Your problem seems to be here.

This line, grad_input = grad_output.clone(), looks like some
leftover code from some other autograd function that isn’t relevant
here.

The next line, grad_input = calcBackward(input), doesn’t use
grad_output which is needed to implement the chain rule, if you will.

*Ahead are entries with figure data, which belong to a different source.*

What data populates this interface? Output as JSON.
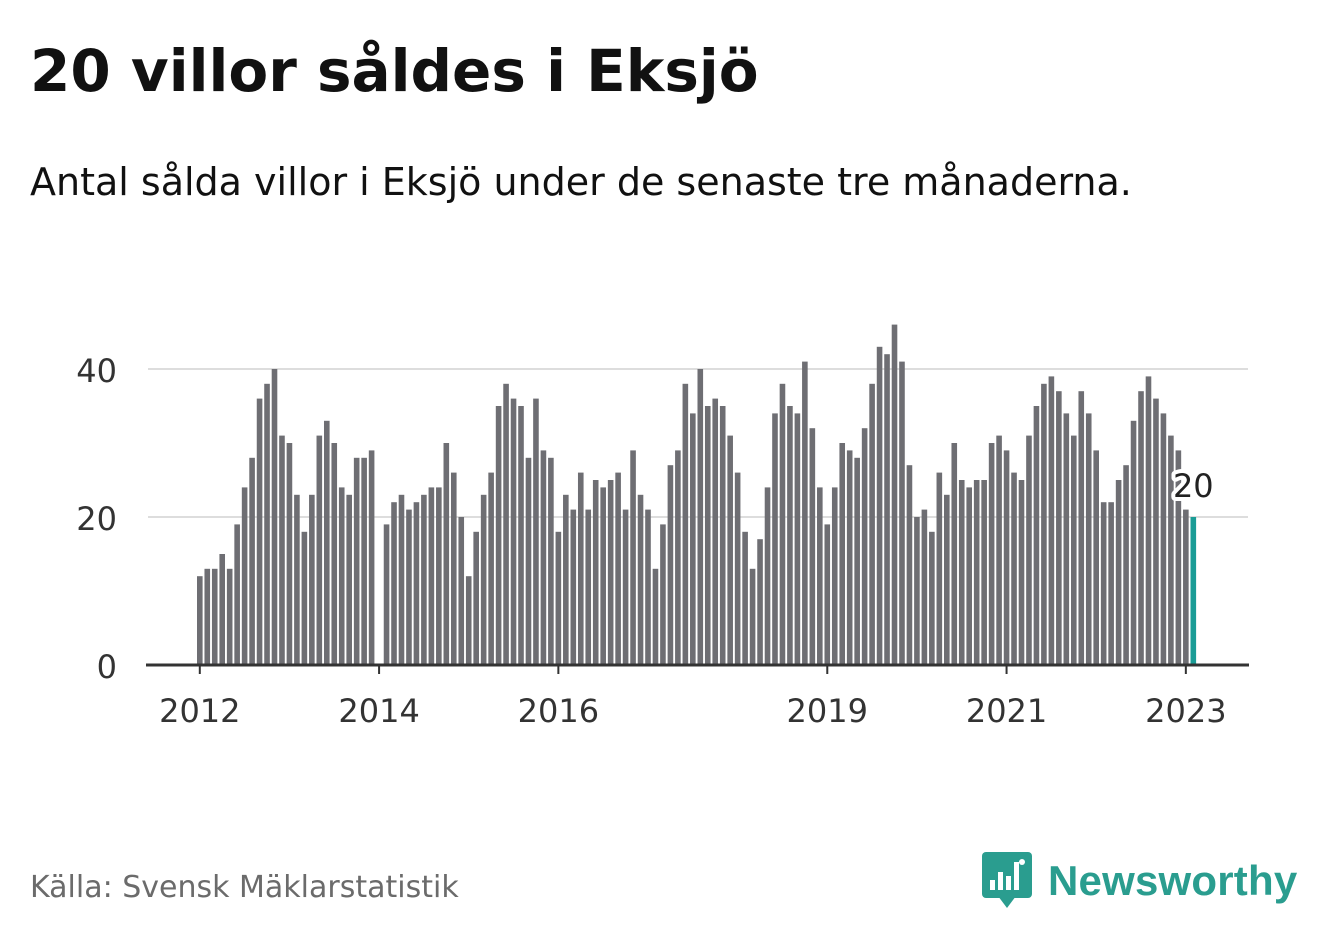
{
  "title": "20 villor såldes i Eksjö",
  "subtitle": "Antal sålda villor i Eksjö under de senaste tre månaderna.",
  "source": "Källa: Svensk Mäklarstatistik",
  "brand": "Newsworthy",
  "colors": {
    "bar": "#6e6e73",
    "highlight": "#1a9c96",
    "grid": "#dddddd",
    "axis": "#333333",
    "brand": "#2a9d8f"
  },
  "chart_data": {
    "type": "bar",
    "title": "20 villor såldes i Eksjö",
    "xlabel": "",
    "ylabel": "",
    "ylim": [
      0,
      50
    ],
    "yticks": [
      0,
      20,
      40
    ],
    "start": "2012-01",
    "xtick_labels": [
      "2012",
      "2014",
      "2016",
      "2019",
      "2021",
      "2023"
    ],
    "values": [
      12,
      13,
      13,
      15,
      13,
      19,
      24,
      28,
      36,
      38,
      40,
      31,
      30,
      23,
      18,
      23,
      31,
      33,
      30,
      24,
      23,
      28,
      28,
      29,
      0,
      19,
      22,
      23,
      21,
      22,
      23,
      24,
      24,
      30,
      26,
      20,
      12,
      18,
      23,
      26,
      35,
      38,
      36,
      35,
      28,
      36,
      29,
      28,
      18,
      23,
      21,
      26,
      21,
      25,
      24,
      25,
      26,
      21,
      29,
      23,
      21,
      13,
      19,
      27,
      29,
      38,
      34,
      40,
      35,
      36,
      35,
      31,
      26,
      18,
      13,
      17,
      24,
      34,
      38,
      35,
      34,
      41,
      32,
      24,
      19,
      24,
      30,
      29,
      28,
      32,
      38,
      43,
      42,
      46,
      41,
      27,
      20,
      21,
      18,
      26,
      23,
      30,
      25,
      24,
      25,
      25,
      30,
      31,
      29,
      26,
      25,
      31,
      35,
      38,
      39,
      37,
      34,
      31,
      37,
      34,
      29,
      22,
      22,
      25,
      27,
      33,
      37,
      39,
      36,
      34,
      31,
      29,
      21,
      20
    ],
    "highlight_label": "20"
  }
}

Because TanhControl is a scalar function that just gets applied
element-wise to a tensor, you just need to multiply grad_output
by the derivative of tanh(), element-wise:
grad_input = calcBackward(input) * grad_output

Here is a script that compares pytorch’s tanh() with a tweaked
version of your TanhControl and a version that uses
ctx.save_for_backward() to gain (modest) efficiency by saving
tanh (input) (rather than just input) so that it doesn’t have to
recomputed it during backward():

import torch
print (torch.__version__)

_ = torch.manual_seed (2021)

class TanhControl (torch.autograd.Function):
    @staticmethod
    def forward (ctx, input):
        ctx.save_for_backward (input)
        return torch.tanh (input)
    @staticmethod
    def backward(ctx, grad_output):
        input, = ctx.saved_tensors
        return (1.0 - torch.tanh (input)**2.0) * grad_output

class TanhControlB (torch.autograd.Function):
    @staticmethod
    def forward (ctx, input):
        th = torch.tanh (input)
        ctx.save_for_backward (th)
        return th
    @staticmethod
    def backward(ctx, grad_output):
        th, = ctx.saved_tensors
        return (1.0 - th**2.0) * grad_output

t1 = torch.randn (2, 3)
print ('t1 = ...')
print (t1)
t2 = t1.clone()
t3 = t1.clone()
t1.requires_grad = True
t2.requires_grad = True
t3.requires_grad = True

l1 = (torch.tanh (t1)**2).sum()
l2 = (TanhControl.apply (t2)**2).sum()
l3 = (TanhControlB.apply (t3)**2).sum()
print ('l1 =', l1)
print ('l2 =', l2)
print ('l3 =', l3)

l1.backward()
l2.backward()
l3.backward()
print ('t1.grad = ...')
print (t1.grad)
print ('t2.grad - t1.grad = ...')
print (t2.grad - t1.grad)
print ('t3.grad - t1.grad = ...')
print (t3.grad - t1.grad)

Here is its output:

1.7.1
t1 = ...
tensor([[ 2.2871,  0.6413, -0.8615],
        [-0.3649, -0.6931,  0.9023]])
l1 = tensor(2.7625, grad_fn=<SumBackward0>)
l2 = tensor(2.7625, grad_fn=<SumBackward0>)
l3 = tensor(2.7625, grad_fn=<SumBackward0>)
t1.grad = ...
tensor([[ 0.0792,  0.7693, -0.7168],
        [-0.6137, -0.7680,  0.6963]])
t2.grad - t1.grad = ...
tensor([[0., 0., 0.],
        [0., 0., 0.]])
t3.grad - t1.grad = ...
tensor([[0., 0., 0.],
        [0., 0., 0.]])

Best.

K. Frank

Thank you so much K. Frank. With your help I was able to fix my code and test out my theory in Pytorch. My initial tests (not conclusive yet) yielded a significant improvement in learning speed!